A third of people in England who received a positive coronavirus test result at the end of May could not be contacted by the new NHS Test and Trace system.
Baroness Dido Harding, the woman in charge of Test and Trace, says it is functioning but is not yet a gold standard service.
Anyone who tests positive for Covid 19 is now asked to give details of people they’ve spent more than 15 minutes with when they were less than 2 metres apart. Those people should then be contacted and told to self isolate for a fortnight.
The new system is seen as a vital tool to control local spikes in infection. The first NHS figures show that just over 8,000 people who tested positive in a week were referred to the contact tracing system.
Two-thirds of those who tested positive provided details of people they’d been in close contact with. But a third – more than 2,500 infected people – could not be reached or wouldn’t give details.

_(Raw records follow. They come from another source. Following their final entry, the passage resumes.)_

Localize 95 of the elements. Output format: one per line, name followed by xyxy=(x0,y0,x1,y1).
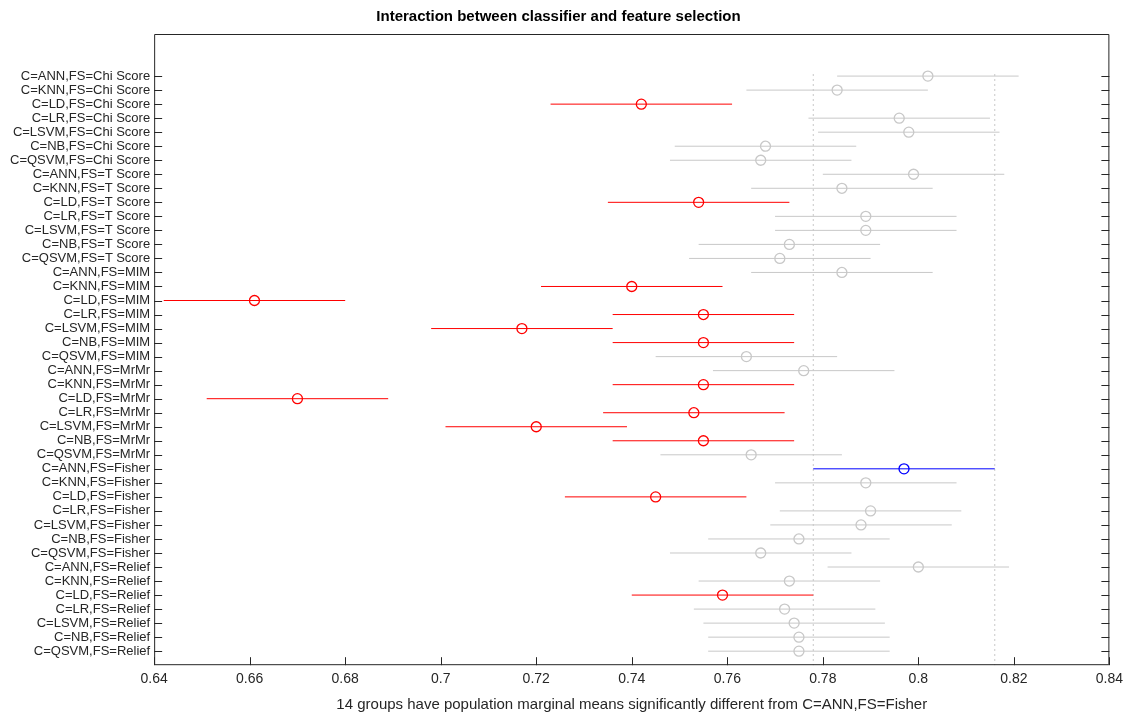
point xyxy=(697,336,710,349)
x-tick-label: 0.68 xyxy=(331,670,360,687)
y-tick-label: C=LSVM,FS=MIM xyxy=(44,320,151,336)
point xyxy=(788,617,800,629)
point xyxy=(516,322,528,335)
point xyxy=(855,519,867,531)
point xyxy=(697,379,710,391)
point xyxy=(759,140,772,152)
y-tick-label: C=NB,FS=MIM xyxy=(62,334,151,350)
y-tick-label: C=KNN,FS=T Score xyxy=(32,179,151,195)
y-tick-label: C=KNN,FS=Chi Score xyxy=(20,81,151,97)
point xyxy=(793,645,805,657)
y-tick-label: C=QSVM,FS=MrMr xyxy=(36,446,151,462)
y-tick-label: C=LD,FS=Fisher xyxy=(52,488,151,504)
y-tick-label: C=QSVM,FS=Chi Score xyxy=(10,151,151,167)
point xyxy=(793,533,805,545)
point xyxy=(798,364,810,377)
y-tick-label: C=QSVM,FS=MIM xyxy=(41,348,151,364)
y-tick-label: C=NB,FS=Chi Score xyxy=(30,137,151,153)
y-tick-label: C=KNN,FS=Relief xyxy=(44,572,151,588)
x-tick-label: 0.64 xyxy=(140,670,168,687)
point xyxy=(635,98,647,110)
x-tick-label: 0.66 xyxy=(236,670,264,687)
point xyxy=(860,210,872,222)
y-tick-label: C=NB,FS=T Score xyxy=(42,235,151,251)
point xyxy=(922,70,934,82)
point xyxy=(912,561,924,573)
point xyxy=(903,126,915,138)
point xyxy=(626,280,638,293)
y-tick-label: C=QSVM,FS=Fisher xyxy=(30,544,151,560)
point xyxy=(783,575,796,587)
y-tick-label: C=KNN,FS=MrMr xyxy=(47,376,151,392)
y-tick-label: C=LSVM,FS=Fisher xyxy=(33,516,151,532)
y-tick-label: C=KNN,FS=MIM xyxy=(52,278,151,294)
point xyxy=(248,294,261,307)
point xyxy=(831,84,843,96)
point xyxy=(778,603,791,615)
point xyxy=(745,449,757,461)
point xyxy=(860,224,872,237)
y-tick-label: C=LR,FS=MIM xyxy=(63,306,151,322)
y-tick-label: C=LSVM,FS=Relief xyxy=(36,614,151,630)
y-tick-label: C=LD,FS=Relief xyxy=(55,586,151,602)
point xyxy=(291,393,304,405)
point xyxy=(692,196,705,208)
point xyxy=(893,112,905,124)
y-tick-label: C=KNN,FS=Fisher xyxy=(41,474,151,490)
y-tick-label: C=QSVM,FS=Relief xyxy=(33,642,151,658)
y-tick-label: C=LD,FS=MrMr xyxy=(58,390,151,406)
point xyxy=(907,168,920,180)
point xyxy=(740,350,753,363)
point xyxy=(716,589,729,601)
x-tick-label: 0.84 xyxy=(1095,670,1124,687)
point xyxy=(898,463,910,475)
x-tick-label: 0.82 xyxy=(1000,670,1028,687)
point xyxy=(783,238,796,251)
y-tick-label: C=LSVM,FS=MrMr xyxy=(39,418,151,434)
y-tick-label: C=NB,FS=Fisher xyxy=(51,530,151,546)
y-tick-label: C=LR,FS=Chi Score xyxy=(31,109,151,125)
x-axis-title: 14 groups have population marginal means significantly different from C=ANN,FS=Fisher xyxy=(336,695,928,713)
point xyxy=(860,477,872,489)
point xyxy=(793,631,805,643)
x-tick-label: 0.7 xyxy=(430,670,451,687)
point xyxy=(697,435,710,447)
y-tick-label: C=LD,FS=Chi Score xyxy=(31,95,151,111)
point xyxy=(650,491,662,503)
y-tick-label: C=NB,FS=MrMr xyxy=(56,432,151,448)
point xyxy=(836,182,848,194)
chart-title: Interaction between classifier and feature selection xyxy=(376,7,741,25)
point xyxy=(755,547,767,559)
y-tick-label: C=LSVM,FS=Chi Score xyxy=(12,123,151,139)
y-tick-label: C=NB,FS=Relief xyxy=(54,628,151,644)
point xyxy=(755,154,767,166)
y-tick-label: C=LR,FS=T Score xyxy=(43,207,151,223)
x-tick-label: 0.74 xyxy=(618,670,646,687)
point xyxy=(688,407,700,419)
point xyxy=(697,308,710,321)
y-tick-label: C=LR,FS=Relief xyxy=(55,600,151,616)
point xyxy=(864,505,877,517)
y-tick-label: C=ANN,FS=Fisher xyxy=(41,460,151,476)
x-tick-label: 0.8 xyxy=(908,670,929,687)
y-tick-label: C=LD,FS=MIM xyxy=(63,292,151,308)
y-tick-label: C=QSVM,FS=T Score xyxy=(21,250,151,265)
point xyxy=(836,266,848,279)
y-tick-label: C=LD,FS=T Score xyxy=(43,193,151,209)
x-tick-label: 0.76 xyxy=(713,670,742,687)
y-tick-label: C=LSVM,FS=T Score xyxy=(24,221,151,237)
y-tick-label: C=ANN,FS=Chi Score xyxy=(20,67,151,83)
point xyxy=(530,421,542,433)
x-tick-label: 0.78 xyxy=(809,670,837,687)
y-tick-label: C=ANN,FS=MrMr xyxy=(47,362,151,378)
point xyxy=(774,252,786,265)
y-tick-label: C=ANN,FS=MIM xyxy=(52,264,151,280)
y-tick-label: C=LR,FS=Fisher xyxy=(52,502,151,518)
y-tick-label: C=LR,FS=MrMr xyxy=(58,404,151,420)
x-tick-label: 0.72 xyxy=(522,670,551,687)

Tracers working for the new service identified almost 32,000 people who’d been in close contact with those who had the virus. They spoke to 85% of them and told them to self isolate. But again a large number of people – almost 5,000 – couldn’t be reached for various reasons.
Meanwhile businesses across Britain are calling for the two metre social distancing rule to be relaxed and reduced to just one metre to help the economy recover and to allow more schools to reopen.
And it’s being reported that coronavirus is also leading to a change in the government’s Brexit policy. The government is expected to change its approach to imports from the EU, allowing checks on goods to be much less rigorous than had been previously planned.